No mais, a doação feita em contemplação de determinado casamento não poderá ser revogada, pois a lei não quer criar embaraços para os cônjuges, preservando o matrimonio. Entendemos que esse inciso é inócuo e não reflete a atualidade do direito de família, que se preocupa com a preservação das pessoas e não de instituições. Em outras palavras, a ingratidão de um cônjuge a outro eventualmente propicia separação judicial, reparação por danos materiais e morais e ação penal. Qual a razão de afastar a revogação da doação, quando já não mais existe o afeto que a provocou? (ROSENVALD Nelson, apud Código Civil Comentado: Doutrina e Jurisprudência: Lei n. 10.406, de 10.02.2002. Coord. Cezar Peluso – Vários autores. 4ª ed. rev. e atual., p. 610/611 - Barueri, SP: Manole, 2010. Acesso 10/10/2019. Revista e atualizada nesta data por VD).

São insuscetíveis de revogação por ingratidão, no magistério de Ricardo Fiuza, as doações puramente remuneratórias, i.é, aquelas que remuneram um serviço prestado pelo donatário, no que não exceder ao valor de tal serviço (CC 264, I)

Refere o CC 264, II, às doações com encargo já cumprido, ou seja, com a condição satisfeita, diferentemente ao mesmo inciso incluído em artigo no Código anterior que as aponta na espécie, tenha ou não sido cumprida a incumbência. É evidente a importância do acréscimo. Cumprindo o encargo, a exemplo daquele importo a benefício de terceiro ou do interesse social, não há de se revogar a doação.

A doação decorrente da liberalidade feita para atendimento de obrigação não exigível (v.g., dívida de jogo ou dívida prescrita) também não pode ser revogada por ingratidão (CC 264, III).

No caso de doação feita em contemplação de casamento (casamento futuro), ela se torna irrevogável, com a celebração deste, tendo alcançado o fim a que se propôs (CC 264, IV) (Direito Civil - doutrina, Ricardo Fiuza – p. 299 apud Maria Helena Diniz Código Civil Comentado já impresso pdf 16ª ed., São Paulo, Saraiva, 2.012, pdf, Microsoft Word. Acesso em 10/10/2019, corrigido e aplicadas as devidas atualizações VD).

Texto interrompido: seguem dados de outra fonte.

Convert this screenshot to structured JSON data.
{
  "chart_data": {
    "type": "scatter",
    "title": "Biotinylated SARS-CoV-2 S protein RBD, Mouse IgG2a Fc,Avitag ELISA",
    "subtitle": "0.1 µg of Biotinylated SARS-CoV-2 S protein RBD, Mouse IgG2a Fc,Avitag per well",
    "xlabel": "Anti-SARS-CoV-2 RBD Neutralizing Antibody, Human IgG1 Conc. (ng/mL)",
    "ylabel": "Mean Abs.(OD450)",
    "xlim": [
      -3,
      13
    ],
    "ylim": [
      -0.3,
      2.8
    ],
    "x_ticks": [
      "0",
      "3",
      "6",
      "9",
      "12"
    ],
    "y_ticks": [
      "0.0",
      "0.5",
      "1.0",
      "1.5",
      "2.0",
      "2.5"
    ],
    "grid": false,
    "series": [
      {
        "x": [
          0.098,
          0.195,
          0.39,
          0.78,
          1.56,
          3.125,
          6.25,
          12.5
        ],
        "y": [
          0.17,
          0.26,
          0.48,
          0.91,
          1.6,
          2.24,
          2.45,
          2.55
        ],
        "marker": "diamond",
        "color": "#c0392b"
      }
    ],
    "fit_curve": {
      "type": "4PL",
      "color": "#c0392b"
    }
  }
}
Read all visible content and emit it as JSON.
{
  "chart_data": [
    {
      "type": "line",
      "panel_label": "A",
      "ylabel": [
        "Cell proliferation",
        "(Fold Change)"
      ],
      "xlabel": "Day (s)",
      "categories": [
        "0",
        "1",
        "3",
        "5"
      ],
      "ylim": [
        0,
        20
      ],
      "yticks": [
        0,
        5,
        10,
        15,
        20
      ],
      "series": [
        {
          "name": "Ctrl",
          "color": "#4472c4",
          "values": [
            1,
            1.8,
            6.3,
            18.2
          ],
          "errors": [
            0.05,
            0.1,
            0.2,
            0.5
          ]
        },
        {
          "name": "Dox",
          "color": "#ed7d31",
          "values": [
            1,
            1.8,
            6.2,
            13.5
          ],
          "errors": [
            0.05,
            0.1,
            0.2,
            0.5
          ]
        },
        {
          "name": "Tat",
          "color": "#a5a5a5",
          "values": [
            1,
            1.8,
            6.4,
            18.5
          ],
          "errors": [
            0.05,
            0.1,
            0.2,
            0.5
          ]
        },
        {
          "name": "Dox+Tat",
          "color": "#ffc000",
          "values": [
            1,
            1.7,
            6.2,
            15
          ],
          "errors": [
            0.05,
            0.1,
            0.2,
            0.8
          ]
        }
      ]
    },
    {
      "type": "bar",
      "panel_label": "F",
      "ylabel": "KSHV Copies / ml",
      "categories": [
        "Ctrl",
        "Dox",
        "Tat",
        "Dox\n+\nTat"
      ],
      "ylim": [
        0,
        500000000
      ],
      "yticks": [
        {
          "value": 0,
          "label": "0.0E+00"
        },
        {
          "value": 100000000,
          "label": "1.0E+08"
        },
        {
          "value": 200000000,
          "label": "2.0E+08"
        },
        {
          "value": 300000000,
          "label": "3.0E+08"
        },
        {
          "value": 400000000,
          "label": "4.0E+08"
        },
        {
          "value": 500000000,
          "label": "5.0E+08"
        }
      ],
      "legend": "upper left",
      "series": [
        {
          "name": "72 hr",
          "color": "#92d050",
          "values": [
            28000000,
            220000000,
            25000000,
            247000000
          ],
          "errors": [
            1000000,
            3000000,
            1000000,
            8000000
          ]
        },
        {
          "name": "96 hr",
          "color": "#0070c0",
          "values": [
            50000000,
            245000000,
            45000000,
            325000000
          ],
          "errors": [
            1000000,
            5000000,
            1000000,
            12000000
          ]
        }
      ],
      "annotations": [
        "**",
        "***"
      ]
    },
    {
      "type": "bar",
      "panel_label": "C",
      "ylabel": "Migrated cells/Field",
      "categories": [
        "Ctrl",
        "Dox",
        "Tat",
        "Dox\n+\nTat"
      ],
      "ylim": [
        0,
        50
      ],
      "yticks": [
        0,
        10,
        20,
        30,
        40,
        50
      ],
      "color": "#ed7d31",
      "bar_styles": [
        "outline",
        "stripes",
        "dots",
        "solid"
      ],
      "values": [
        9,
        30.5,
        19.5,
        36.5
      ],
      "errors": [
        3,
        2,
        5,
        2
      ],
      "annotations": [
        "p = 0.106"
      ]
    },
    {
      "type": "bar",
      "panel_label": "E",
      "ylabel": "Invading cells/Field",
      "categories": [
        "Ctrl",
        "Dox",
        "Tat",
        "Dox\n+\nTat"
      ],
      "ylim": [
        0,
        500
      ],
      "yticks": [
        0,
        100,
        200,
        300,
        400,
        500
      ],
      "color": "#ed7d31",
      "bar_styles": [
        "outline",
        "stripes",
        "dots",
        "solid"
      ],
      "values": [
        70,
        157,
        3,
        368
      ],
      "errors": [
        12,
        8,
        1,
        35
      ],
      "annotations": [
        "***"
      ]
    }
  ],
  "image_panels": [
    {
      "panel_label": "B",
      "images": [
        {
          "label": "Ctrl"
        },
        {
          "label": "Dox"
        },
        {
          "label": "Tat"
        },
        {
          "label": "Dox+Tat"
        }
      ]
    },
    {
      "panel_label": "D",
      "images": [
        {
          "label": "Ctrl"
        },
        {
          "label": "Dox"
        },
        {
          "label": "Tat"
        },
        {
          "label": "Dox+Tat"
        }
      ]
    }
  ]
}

 Em explicação sucinta Marco Túlio de Carvalho Rocha expõe que a regra é ter o doador o direito de revogar a doação por ingratidão. As exceções são as enumeradas no presente artigo e têm comum o fato de o donatário ter realizado ato relevante que motivou a doação. (Marco Túlio de Carvalho Rocha apud Direito.com acesso em 10.10.2019, corrigido e aplicadas as devidas atualizações VD).